Çocuklarımız ailesini değil kendilerini düşünüyor!
Millet olarak geçmişte birçok badireler atlattık. Atlatılan bütün bu badireler ailede, toplumumuzun sosyal yapısında önemli bir sarsıntı, çöküş meydana getirmedi. Başka bir ifade ile bütün bu badireleri sosyal yapımızdaki sağlamlık sayesinde atlatabildik.
Tarihte, çok defa yok olma noktasındayken, milletimizdeki birlik beraberlik, tasada kederde tek vücud haline gelme refleksi, yok olmaktan kurtardı bizi. Çünkü, böyle bir durumda zengini, fakiri maddi manevi neleri varsa canı gönülden ortaya koyardı. Düşüncede yaşayışta uçurumlar yoktu.

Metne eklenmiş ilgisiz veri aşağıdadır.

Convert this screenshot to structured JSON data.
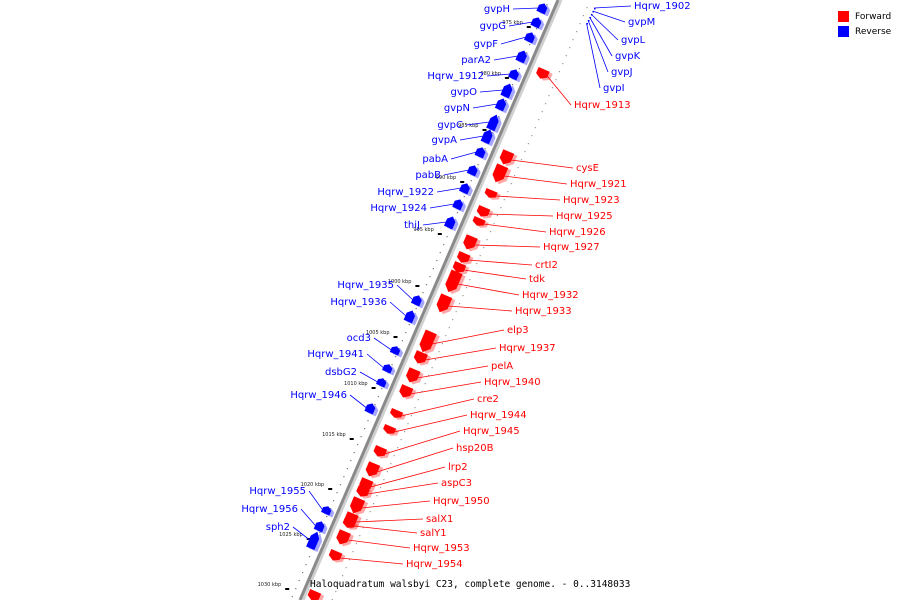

Zengin zenginliğini, fakir fakirliğini bilirdi. Zengin, fakiri devamlı kollar, sıkıntıya düşünce imdadına yetişirdi. Fakir de haline şükreder; bundan dolayı ne Cenab-ı Hakka isyan eder, ne de onlar gibi yaşayamadığı için zenginlere düşman olurdu. Komşusunu bir gün göremeyen ertesi gün kapısını çalar, “ Komşu görünmüyorsun, nerelerdesin, başına bir iş mi geldi?” diye sorardı.